In designing and framing the day's activities, Boba and Michael took cues from the University of Calgary’s Sarah Eaton (2025), who advocates for a “wraparound approach” to tackling both the tensions and possibilities of Generative AI—a model of inquiry that involves multiple stakeholders who bring a range of perspectives. That diversity is both a source of vitality and, as Michael reminded us in his opening remarks, the reason GenAI workshops can often be so difficult. Convening an interdisciplinary group means inviting diverse literacies, ethical stances, and learning contexts into the same room. For some, GenAI poses an existential threat: an “animal we can’t control,” as one attendee put it. For others, these tools are already making academic life richer, presenting opportunities to refine and streamline practice.

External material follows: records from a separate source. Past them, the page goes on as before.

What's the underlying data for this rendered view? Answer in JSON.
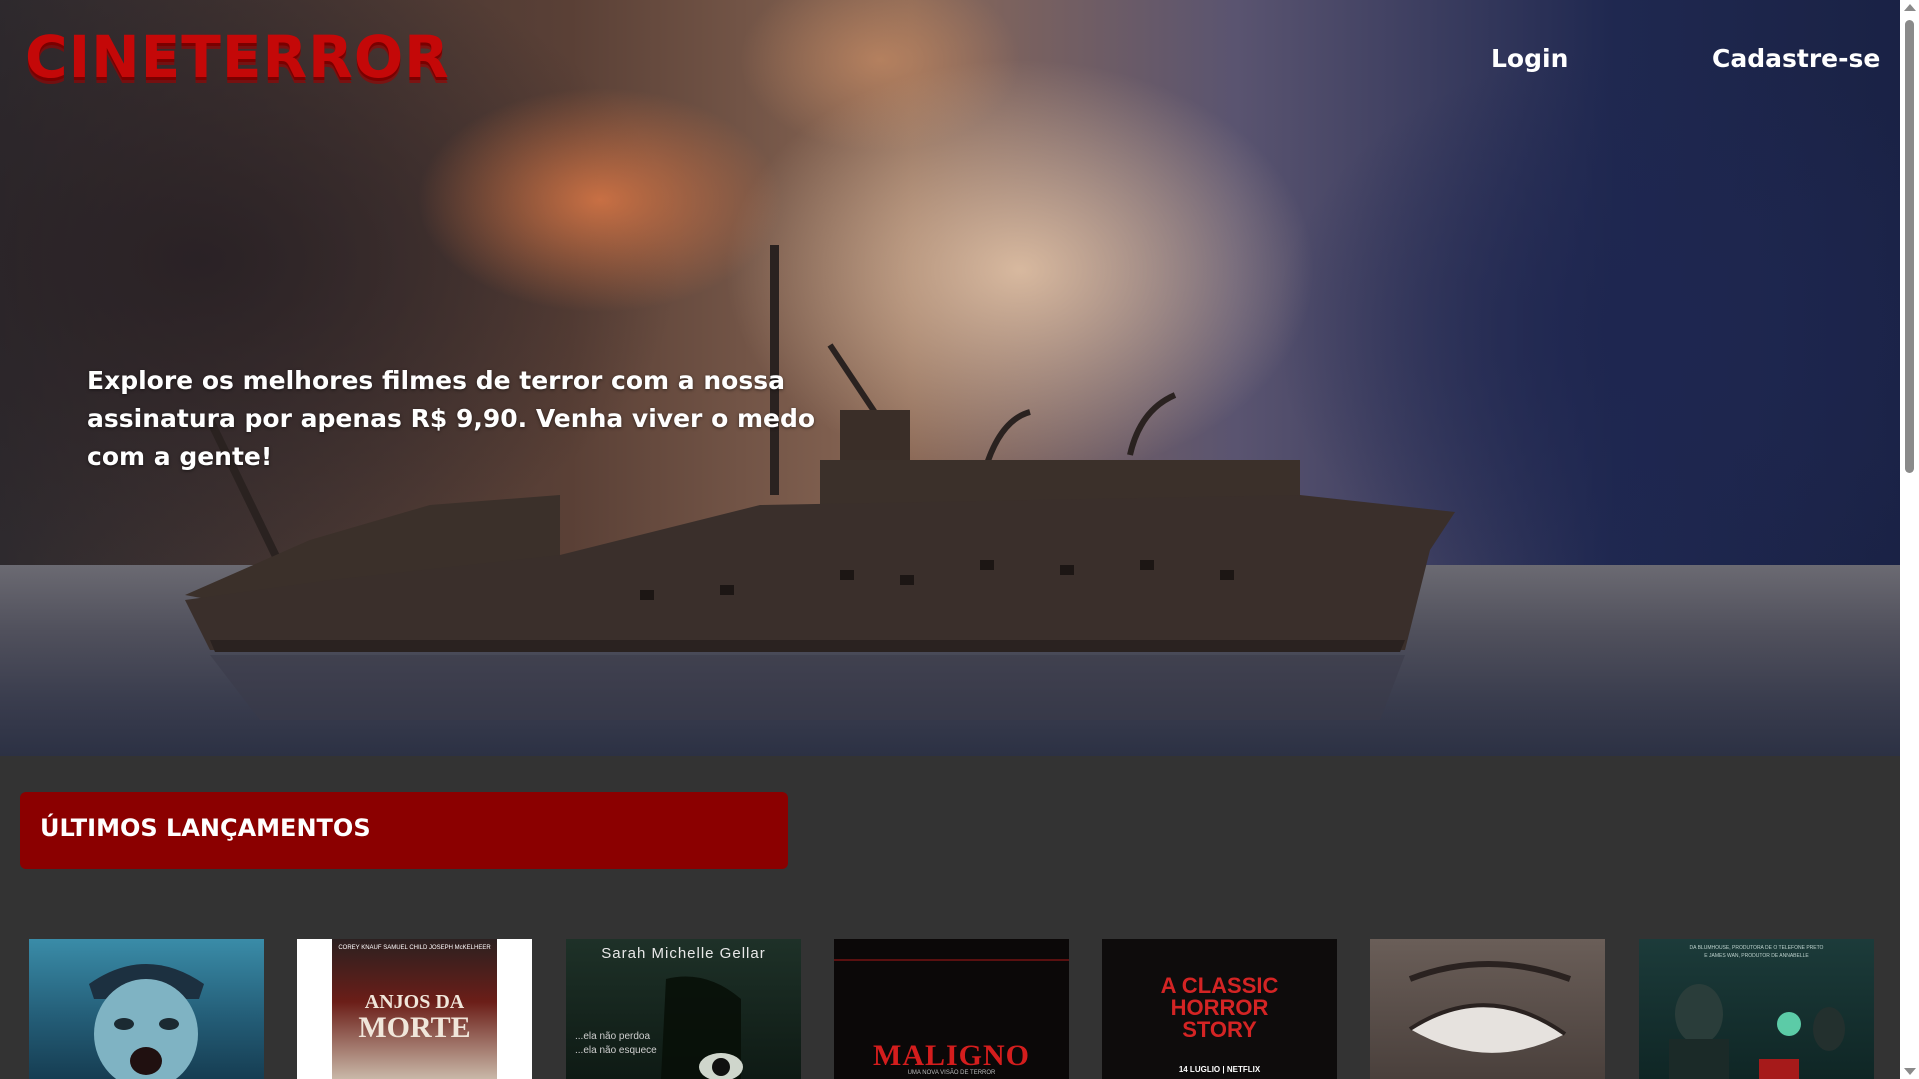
{
  "header": {
    "logo_text": "CINETERROR",
    "nav": {
      "login_label": "Login",
      "signup_label": "Cadastre-se"
    }
  },
  "hero": {
    "tagline": "Explore os melhores filmes de terror com a nossa assinatura por apenas R$ 9,90. Venha viver o medo com a gente!"
  },
  "latest": {
    "title": "ÚLTIMOS LANÇAMENTOS",
    "posters": [
      {
        "name": "poster-zombie-officer",
        "texts": []
      },
      {
        "name": "poster-anjos-da-morte",
        "texts": [
          "COREY KNAUF   SAMUEL CHILD   JOSEPH McKELHEER",
          "ANJOS DA",
          "MORTE"
        ]
      },
      {
        "name": "poster-the-grudge",
        "texts": [
          "Sarah Michelle Gellar",
          "...ela não perdoa",
          "...ela não esquece"
        ]
      },
      {
        "name": "poster-maligno",
        "texts": [
          "MALIGNO",
          "UMA NOVA VISÃO DE TERROR"
        ]
      },
      {
        "name": "poster-a-classic-horror-story",
        "texts": [
          "A CLASSIC",
          "HORROR",
          "STORY",
          "14 LUGLIO | NETFLIX"
        ]
      },
      {
        "name": "poster-white-eye",
        "texts": []
      },
      {
        "name": "poster-telefone-preto",
        "texts": [
          "DA BLUMHOUSE, PRODUTORA DE O TELEFONE PRETO",
          "E JAMES WAN, PRODUTOR DE ANNABELLE"
        ]
      }
    ]
  },
  "colors": {
    "logo": "#c40808",
    "banner": "#8b0000",
    "page_background": "#333333",
    "text": "#ffffff"
  }
}
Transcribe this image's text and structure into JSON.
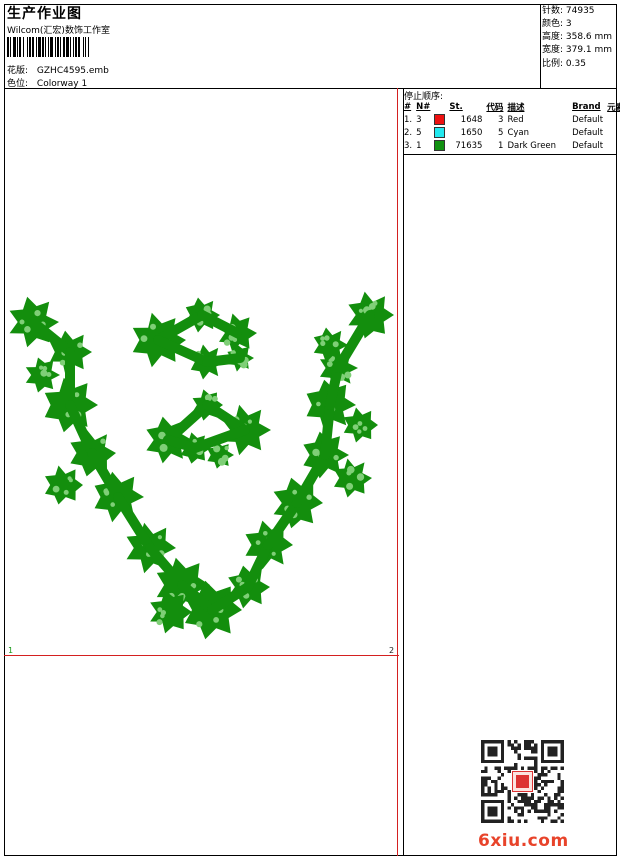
{
  "header": {
    "title": "生产作业图",
    "company": "Wilcom(汇宏)数饰工作室",
    "design_label": "花版:",
    "design_value": "GZHC4595.emb",
    "colorway_label": "色位:",
    "colorway_value": "Colorway 1"
  },
  "stats": {
    "stitches": "针数: 74935",
    "colors": "颜色: 3",
    "height": "高度: 358.6 mm",
    "width": "宽度: 379.1 mm",
    "scale": "比例: 0.35"
  },
  "stop_sequence": {
    "title": "停止顺序:",
    "headers": [
      "#",
      "N#",
      "St.",
      "代码",
      "描述",
      "Brand",
      "元素"
    ],
    "rows": [
      {
        "index": "1.",
        "needle": "3",
        "color": "#ee1111",
        "stitches": "1648",
        "code": "3",
        "desc": "Red",
        "brand": "Default"
      },
      {
        "index": "2.",
        "needle": "5",
        "color": "#22e8ee",
        "stitches": "1650",
        "code": "5",
        "desc": "Cyan",
        "brand": "Default"
      },
      {
        "index": "3.",
        "needle": "1",
        "color": "#119111",
        "stitches": "71635",
        "code": "1",
        "desc": "Dark Green",
        "brand": "Default"
      }
    ]
  },
  "markers": {
    "one": "1",
    "two": "2"
  },
  "watermark": "6xiu.com",
  "design_color": "#138e0d"
}
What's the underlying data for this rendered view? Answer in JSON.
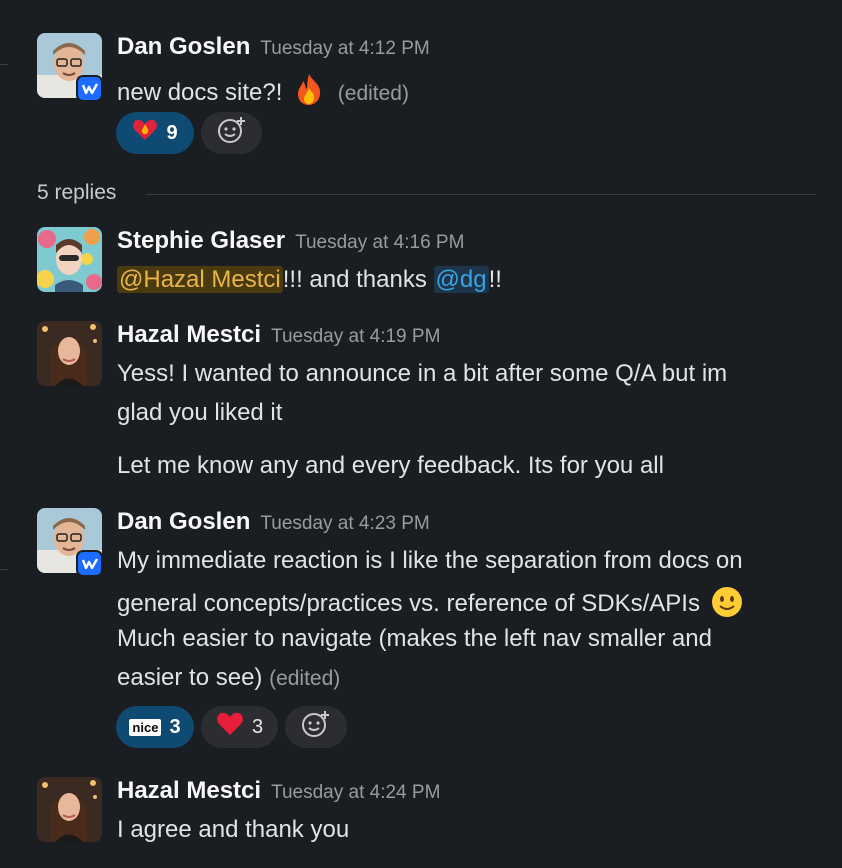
{
  "thread": {
    "root": {
      "author": "Dan Goslen",
      "time": "Tuesday at 4:12 PM",
      "text": "new docs site?!",
      "edited": "(edited)",
      "reactions": [
        {
          "emoji": "heart-on-fire",
          "count": "9",
          "active": true
        }
      ]
    },
    "replies_label": "5 replies",
    "replies": [
      {
        "author": "Stephie Glaser",
        "time": "Tuesday at 4:16 PM",
        "mention1": "@Hazal Mestci",
        "text_mid": "!!! and thanks ",
        "mention2": "@dg",
        "text_end": "!!"
      },
      {
        "author": "Hazal Mestci",
        "time": "Tuesday at 4:19 PM",
        "line1": "Yess! I wanted to announce in a bit after some Q/A but im",
        "line2": "glad you liked it",
        "line3": "Let me know any and every feedback. Its for you all"
      },
      {
        "author": "Dan Goslen",
        "time": "Tuesday at 4:23 PM",
        "line1": "My immediate reaction is I like the separation from docs on",
        "line2": "general concepts/practices vs. reference of SDKs/APIs",
        "line3": "Much easier to navigate (makes the left nav smaller and",
        "line4": "easier to see)",
        "edited": "(edited)",
        "reactions": [
          {
            "emoji": "nice",
            "label": "nice",
            "count": "3",
            "active": true
          },
          {
            "emoji": "red-heart",
            "count": "3",
            "active": false
          }
        ]
      },
      {
        "author": "Hazal Mestci",
        "time": "Tuesday at 4:24 PM",
        "text": "I agree and thank you"
      }
    ]
  },
  "colors": {
    "background": "#1a1d21",
    "accent_active_reaction": "#0f4a73",
    "mention_highlight": "#e8b54a",
    "mention_link": "#3aa3e3",
    "badge": "#1d6bff"
  }
}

What also makes GenAI workshops challenging is that discussions are easily abstracted from the contexts of teaching and research practice. Our own growing data on students’ engagement with AI tools illuminates a range of uses: from understanding an assignment to brainstorming ideas, from summarizing readings to polishing a draft of written work. Eaton reminds us that the purpose of interrogating these practices is to “cultivat[e] ethical decision-making rather than pursuing an unwinnable academic integrity ‘arms race’ of detection and punishment.” Such was our intention, too, as we invited colleagues to discuss both ethical tensions and pedagogical possibilities grounded in real-life experience.
“Discussion,” for many participants, is precisely what made our event so generative—the sentiment echoing across their reflections on the day. Interdisciplinary, small group discussions animated the morning sessions, as new and familiar colleagues grappled with questions related to LLM-generated writing in high-stakes contexts like admissions, grant writing, and publication, as well as GenAI’s evolving implications for assessment, pedagogy, and policy. Reconvening as a full group in the afternoon, our discussion was anchored by case studies that reflect some of the central tensions and paradoxes texturing the current landscape: an accomplished student’s article flagged for undisclosed AI use several months post-publication; an instructor who crafts clinical simulations using Copilot that, for better or worse, reflect discriminatory practices; a graduate seminar enlivened by students’ improved comprehension and fluency thanks to AI-generated roadmaps of challenging readings. There are no simple solutions to these puzzles. As one attendee said, “I think you can argue on both sides.”